• De Heungnam à Geoje

  • 60 ans après la signature de l’armistice qui mit un terme à la guerre de Corée, nous revenons sur le parcours de ces dizaines de milliers de réfugiés nord-coréens qui ont fui leur terre natale, à l’aube du conflit, pour rejoindre le Sud.

    En ce jour glacial d’hiver 1950, sur la côte est de la péninsule, près de 100 000 personnes attendent sur le quai de Heungnam un navire qui pourra bien les conduire au Sud.

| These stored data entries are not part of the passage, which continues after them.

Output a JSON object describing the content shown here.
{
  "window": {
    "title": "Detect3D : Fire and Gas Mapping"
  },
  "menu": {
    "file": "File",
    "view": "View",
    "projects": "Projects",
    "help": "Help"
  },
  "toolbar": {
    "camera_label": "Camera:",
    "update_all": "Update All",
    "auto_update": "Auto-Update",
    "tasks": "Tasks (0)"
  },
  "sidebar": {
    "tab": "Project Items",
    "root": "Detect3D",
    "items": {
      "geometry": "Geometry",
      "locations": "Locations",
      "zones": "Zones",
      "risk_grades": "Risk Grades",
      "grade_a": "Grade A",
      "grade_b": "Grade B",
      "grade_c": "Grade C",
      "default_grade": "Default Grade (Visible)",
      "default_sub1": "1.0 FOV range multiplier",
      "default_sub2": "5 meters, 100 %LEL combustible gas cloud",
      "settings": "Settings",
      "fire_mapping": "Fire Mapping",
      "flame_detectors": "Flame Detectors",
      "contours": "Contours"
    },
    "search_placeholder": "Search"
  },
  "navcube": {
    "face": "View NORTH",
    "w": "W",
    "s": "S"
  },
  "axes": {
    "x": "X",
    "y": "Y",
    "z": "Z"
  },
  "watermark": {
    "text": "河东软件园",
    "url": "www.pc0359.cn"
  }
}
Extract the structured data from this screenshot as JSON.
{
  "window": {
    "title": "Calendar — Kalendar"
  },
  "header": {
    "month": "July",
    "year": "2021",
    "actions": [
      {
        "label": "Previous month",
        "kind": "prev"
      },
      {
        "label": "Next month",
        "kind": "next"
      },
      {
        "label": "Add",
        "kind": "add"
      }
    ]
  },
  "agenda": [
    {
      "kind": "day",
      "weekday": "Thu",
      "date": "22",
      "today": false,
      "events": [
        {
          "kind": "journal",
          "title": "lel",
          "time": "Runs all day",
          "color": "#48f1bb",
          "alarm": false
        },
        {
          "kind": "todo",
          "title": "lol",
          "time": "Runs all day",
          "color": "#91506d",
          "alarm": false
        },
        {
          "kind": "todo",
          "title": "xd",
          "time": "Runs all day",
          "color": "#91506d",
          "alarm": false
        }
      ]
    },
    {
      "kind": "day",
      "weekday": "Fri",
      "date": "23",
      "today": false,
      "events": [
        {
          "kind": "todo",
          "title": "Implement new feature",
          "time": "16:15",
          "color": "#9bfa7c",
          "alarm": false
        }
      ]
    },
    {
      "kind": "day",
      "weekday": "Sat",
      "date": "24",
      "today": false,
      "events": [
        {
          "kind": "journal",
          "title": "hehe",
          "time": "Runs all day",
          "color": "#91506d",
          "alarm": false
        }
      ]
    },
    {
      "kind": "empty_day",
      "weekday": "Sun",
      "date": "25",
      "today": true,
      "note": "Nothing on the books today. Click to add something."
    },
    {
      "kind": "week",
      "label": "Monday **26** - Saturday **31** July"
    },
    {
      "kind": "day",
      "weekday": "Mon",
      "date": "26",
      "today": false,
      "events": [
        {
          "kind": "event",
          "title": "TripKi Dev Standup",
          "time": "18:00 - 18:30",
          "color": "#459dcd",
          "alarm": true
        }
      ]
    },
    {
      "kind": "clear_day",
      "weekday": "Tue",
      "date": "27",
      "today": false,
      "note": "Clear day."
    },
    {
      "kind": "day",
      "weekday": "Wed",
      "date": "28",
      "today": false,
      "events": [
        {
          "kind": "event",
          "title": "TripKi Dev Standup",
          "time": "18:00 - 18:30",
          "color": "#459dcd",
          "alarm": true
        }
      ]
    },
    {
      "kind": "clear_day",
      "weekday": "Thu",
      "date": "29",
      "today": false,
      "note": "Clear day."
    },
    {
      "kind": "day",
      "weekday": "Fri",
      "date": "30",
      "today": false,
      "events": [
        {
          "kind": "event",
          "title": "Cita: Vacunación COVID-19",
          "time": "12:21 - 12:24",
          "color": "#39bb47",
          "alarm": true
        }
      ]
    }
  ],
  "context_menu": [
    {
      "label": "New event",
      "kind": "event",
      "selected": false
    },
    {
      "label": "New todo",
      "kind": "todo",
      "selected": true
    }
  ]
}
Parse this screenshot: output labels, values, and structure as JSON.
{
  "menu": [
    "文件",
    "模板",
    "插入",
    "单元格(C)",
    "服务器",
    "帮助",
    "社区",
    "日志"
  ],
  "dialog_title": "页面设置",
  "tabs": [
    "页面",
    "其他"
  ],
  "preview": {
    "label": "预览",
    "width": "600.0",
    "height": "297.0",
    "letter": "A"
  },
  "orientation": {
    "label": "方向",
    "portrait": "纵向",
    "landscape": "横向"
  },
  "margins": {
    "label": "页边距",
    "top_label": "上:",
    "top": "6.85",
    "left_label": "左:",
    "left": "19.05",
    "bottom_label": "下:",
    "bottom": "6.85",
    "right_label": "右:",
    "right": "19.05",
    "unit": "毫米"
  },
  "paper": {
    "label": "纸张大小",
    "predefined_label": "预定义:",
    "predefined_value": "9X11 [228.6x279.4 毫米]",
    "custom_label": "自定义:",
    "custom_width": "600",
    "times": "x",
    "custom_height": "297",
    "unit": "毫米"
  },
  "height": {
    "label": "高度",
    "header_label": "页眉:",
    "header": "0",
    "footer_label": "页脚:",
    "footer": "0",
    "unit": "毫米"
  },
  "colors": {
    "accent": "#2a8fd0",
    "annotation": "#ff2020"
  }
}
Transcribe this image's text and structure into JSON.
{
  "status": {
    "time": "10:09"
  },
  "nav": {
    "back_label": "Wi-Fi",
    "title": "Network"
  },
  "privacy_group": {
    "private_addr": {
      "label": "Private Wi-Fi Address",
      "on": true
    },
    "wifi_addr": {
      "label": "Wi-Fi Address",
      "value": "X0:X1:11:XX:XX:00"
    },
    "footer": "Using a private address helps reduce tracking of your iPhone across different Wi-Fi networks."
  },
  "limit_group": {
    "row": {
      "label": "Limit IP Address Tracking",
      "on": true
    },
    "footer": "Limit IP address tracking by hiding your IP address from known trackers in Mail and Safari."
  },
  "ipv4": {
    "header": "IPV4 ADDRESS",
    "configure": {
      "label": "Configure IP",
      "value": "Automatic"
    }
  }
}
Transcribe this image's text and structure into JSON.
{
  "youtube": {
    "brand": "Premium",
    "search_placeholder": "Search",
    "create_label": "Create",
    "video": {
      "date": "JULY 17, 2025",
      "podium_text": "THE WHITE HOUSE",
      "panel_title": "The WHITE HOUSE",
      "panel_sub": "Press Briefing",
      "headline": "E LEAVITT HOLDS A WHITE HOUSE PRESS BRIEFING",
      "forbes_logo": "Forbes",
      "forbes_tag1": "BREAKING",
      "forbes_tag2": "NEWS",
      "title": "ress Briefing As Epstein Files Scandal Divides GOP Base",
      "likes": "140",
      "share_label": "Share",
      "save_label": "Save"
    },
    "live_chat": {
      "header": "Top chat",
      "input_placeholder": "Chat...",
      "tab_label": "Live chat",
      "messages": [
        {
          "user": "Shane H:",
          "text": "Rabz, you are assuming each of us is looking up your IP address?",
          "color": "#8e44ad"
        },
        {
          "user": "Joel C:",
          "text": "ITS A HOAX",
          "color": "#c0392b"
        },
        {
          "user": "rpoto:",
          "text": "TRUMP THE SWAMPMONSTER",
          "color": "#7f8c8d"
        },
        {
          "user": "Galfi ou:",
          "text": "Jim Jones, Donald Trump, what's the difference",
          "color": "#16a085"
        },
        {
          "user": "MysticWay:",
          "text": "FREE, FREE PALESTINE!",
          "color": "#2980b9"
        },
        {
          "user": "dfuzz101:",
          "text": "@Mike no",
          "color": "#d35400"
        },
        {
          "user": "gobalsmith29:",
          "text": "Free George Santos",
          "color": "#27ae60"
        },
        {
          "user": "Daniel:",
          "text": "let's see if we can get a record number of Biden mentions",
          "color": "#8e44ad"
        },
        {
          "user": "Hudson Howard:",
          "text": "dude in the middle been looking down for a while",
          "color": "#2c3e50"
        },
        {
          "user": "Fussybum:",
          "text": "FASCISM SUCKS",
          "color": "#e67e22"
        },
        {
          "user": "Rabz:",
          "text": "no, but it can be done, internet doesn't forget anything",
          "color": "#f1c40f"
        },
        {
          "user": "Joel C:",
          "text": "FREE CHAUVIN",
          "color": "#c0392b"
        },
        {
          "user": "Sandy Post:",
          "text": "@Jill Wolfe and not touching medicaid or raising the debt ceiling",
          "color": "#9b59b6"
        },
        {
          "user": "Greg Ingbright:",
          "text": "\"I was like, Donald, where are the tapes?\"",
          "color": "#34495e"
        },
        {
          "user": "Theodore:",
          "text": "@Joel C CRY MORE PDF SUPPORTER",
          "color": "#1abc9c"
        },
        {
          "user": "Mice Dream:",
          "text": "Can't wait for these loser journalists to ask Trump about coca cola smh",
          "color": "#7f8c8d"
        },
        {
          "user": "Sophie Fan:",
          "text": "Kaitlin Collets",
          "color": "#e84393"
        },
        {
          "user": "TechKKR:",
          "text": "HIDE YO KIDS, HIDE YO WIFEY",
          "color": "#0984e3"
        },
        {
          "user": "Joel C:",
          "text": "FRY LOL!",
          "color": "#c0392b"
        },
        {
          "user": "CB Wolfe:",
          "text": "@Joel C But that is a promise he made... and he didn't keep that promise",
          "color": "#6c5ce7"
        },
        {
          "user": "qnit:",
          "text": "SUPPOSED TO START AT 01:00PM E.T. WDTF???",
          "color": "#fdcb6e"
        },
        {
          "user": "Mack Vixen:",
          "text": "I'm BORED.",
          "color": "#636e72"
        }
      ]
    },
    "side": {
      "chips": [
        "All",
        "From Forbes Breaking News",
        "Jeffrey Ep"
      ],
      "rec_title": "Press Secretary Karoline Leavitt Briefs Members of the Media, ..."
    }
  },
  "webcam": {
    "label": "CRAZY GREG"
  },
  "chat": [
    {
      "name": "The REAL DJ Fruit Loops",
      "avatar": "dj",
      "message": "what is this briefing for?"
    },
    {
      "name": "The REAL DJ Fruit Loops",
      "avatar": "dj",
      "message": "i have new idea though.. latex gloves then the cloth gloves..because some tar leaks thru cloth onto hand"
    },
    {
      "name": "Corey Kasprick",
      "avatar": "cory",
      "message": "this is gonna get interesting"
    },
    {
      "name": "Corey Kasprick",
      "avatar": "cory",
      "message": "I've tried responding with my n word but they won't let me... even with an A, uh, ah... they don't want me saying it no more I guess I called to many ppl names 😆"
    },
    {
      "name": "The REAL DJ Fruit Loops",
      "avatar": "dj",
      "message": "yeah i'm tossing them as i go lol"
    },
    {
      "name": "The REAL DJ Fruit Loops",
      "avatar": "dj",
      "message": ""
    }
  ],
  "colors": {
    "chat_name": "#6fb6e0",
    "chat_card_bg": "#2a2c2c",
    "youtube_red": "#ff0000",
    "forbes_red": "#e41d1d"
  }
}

L’opération d’évacuation est réservée aux soldats, et il faudra attendre que le commandement opérationnel, entre les mains de l’Onu et des troupes américaines, se ravise et décharge le matériel militaire pour laisser place aux réfugiés à bord.




    Le 24 décembre, le Meredith Victory entre dans le port de Busan. Il faudra patienter deux jours supplémentaires pour que les réfugiés soient autorisés à débarquer sur l’île de Geoje, un peu plus au sud, là où les paysages verdoyants contrastent avec le blanc omniprésent de l’hiver au Nord.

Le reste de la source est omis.